We have described below how your Company stock options will be affected by the merger.
Stock Options
You may currently hold outstanding options to purchase Company common stock, both vested and unvested. Those options that were not vested as of March 3, 2005 will become 100% vested, contingent upon completion of the merger (“Merger Accelerated Options”).
All options that remain outstanding immediately prior to the completion of the merger will be cancelled upon completion of the merger.
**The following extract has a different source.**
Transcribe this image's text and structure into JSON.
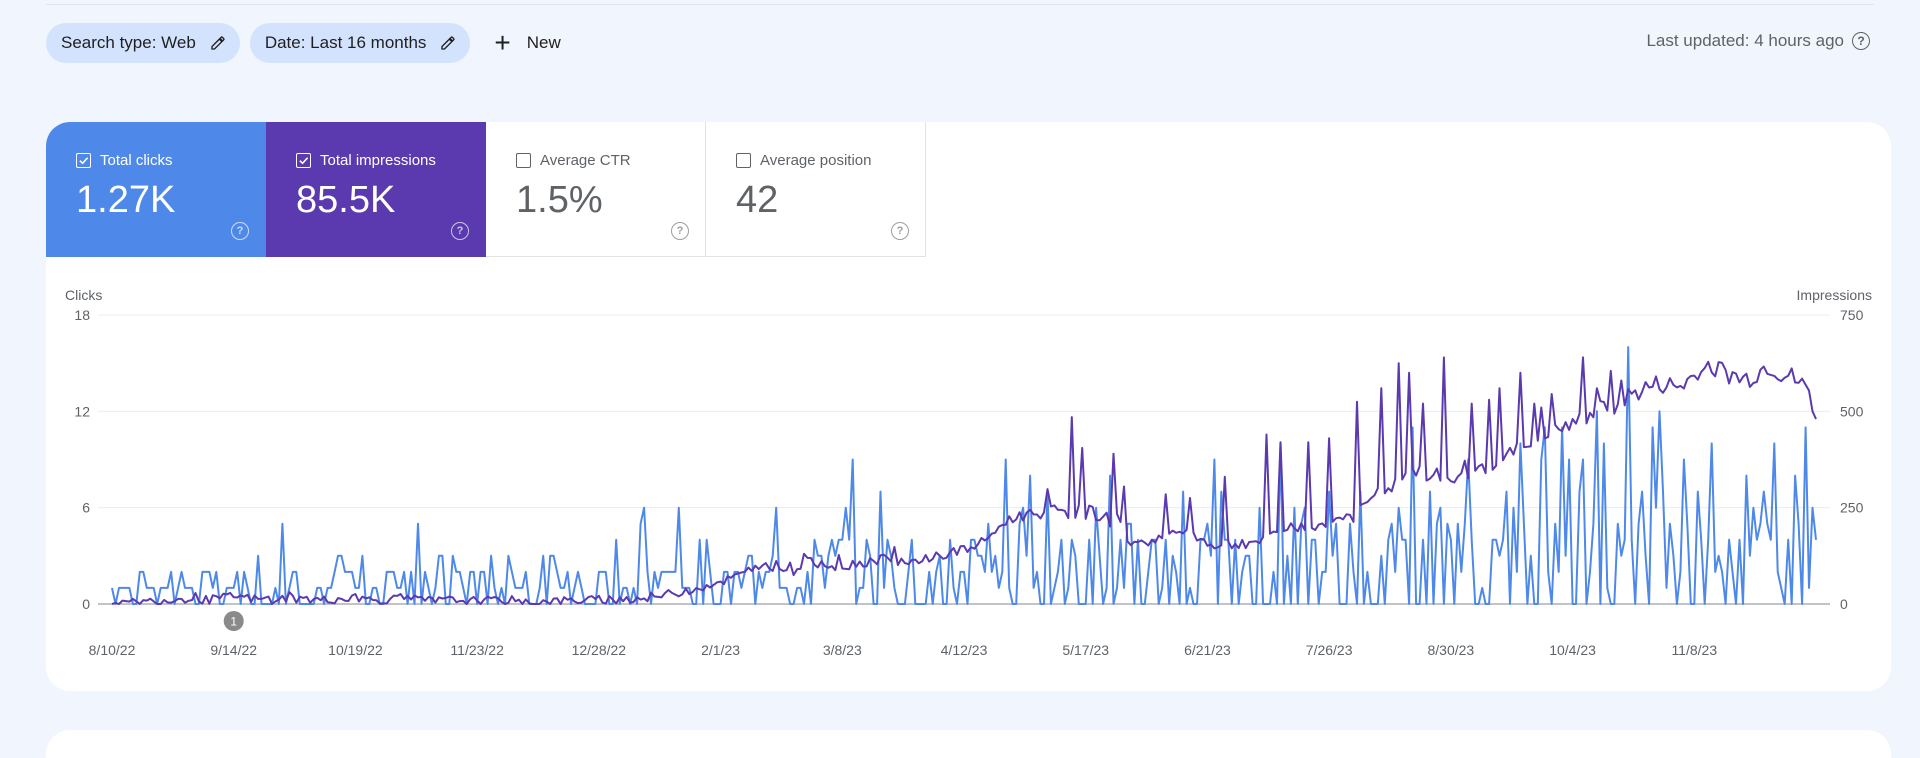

If you hold options with an exercise price less than $27.00 per share, you will receive in exchange a lump sum cash payment, with respect to each such option, equal to:
| • | | The number of shares of Company stock for which the option has not been exercised, multiplied by |
| • | | The excess of the $27.00 merger consideration over the per share exercise price of the option. |
The cash payment will be made subject to applicable withholding taxes, and will be paid as soon as practicable following the completion of the merger.
No payment will be made with respect to the cancellation of any option that has a per share exercise price equal to or greater than $27.00.
Upon completion of the merger, any right you previously had to acquire any stock of the Company or the surviving corporation or any other equity interest in the Company or surviving corporation will be extinguished.
Pursuant to the terms of the Company’s 1996 Equity Compensation Plan, you may elect to exercise your outstanding options at any time prior to 5:00 p.m. on May 15, 2005 (but not later than the expiration date set forth in your option agreement). No options may be exercised after 5:00 p.m. on May 15, 2005. Any options that are not exercised prior to that time will be exchanged for a lump sum cash payment in the merger as described above.
You may exercise options other than Merger Accelerated Options pursuant to normal option exercise procedures (within the time frame prescribed above). The vesting of Merger Accelerated Options is contingent upon completion of the merger, so in the event you elect to exercise Merger Accelerated Options, you must complete a notice of exercise and deliver the exercise price and the applicable tax withholding amount in the form of a check payable to the Company prior to 5:00 p.m. on May 15, 2005. The Company will process the exercise of Merger Accelerated Options on the day immediately prior to the date the merger is completed.
Please note that you areNOT required to exercise any of your options prior to the completion of the merger. If you do not exercise your options, your options will be automatically cancelled immediately prior to the completion of the merger, and you will receive the payment (if any) described above with respect to the options.
Questions
If you have questions regarding this information, please call Benny Ward or Mike Hoban.
This material is not a substitute for the proxy statement the Company will file with the SEC. You are urged to read the proxy statement, including detailed risk factors, when it becomes available, because it will contain important information. The proxy statement and other documents, which will be filed by the Company with the SEC, will be available free of charge at the SEC’s website, www.sec.gov, or by visiting the Company’s website at www.closuremed.com.
The Company and certain of its directors, executive officers and certain other members of its management may be deemed to be soliciting proxies from the Company’s stockholders in connection with the proposed transaction. You may obtain a detailed list of names, affiliations and interests of Company participants in the solicitation of proxies of the Company’s shareholders by reading the proxy statement when it becomes available.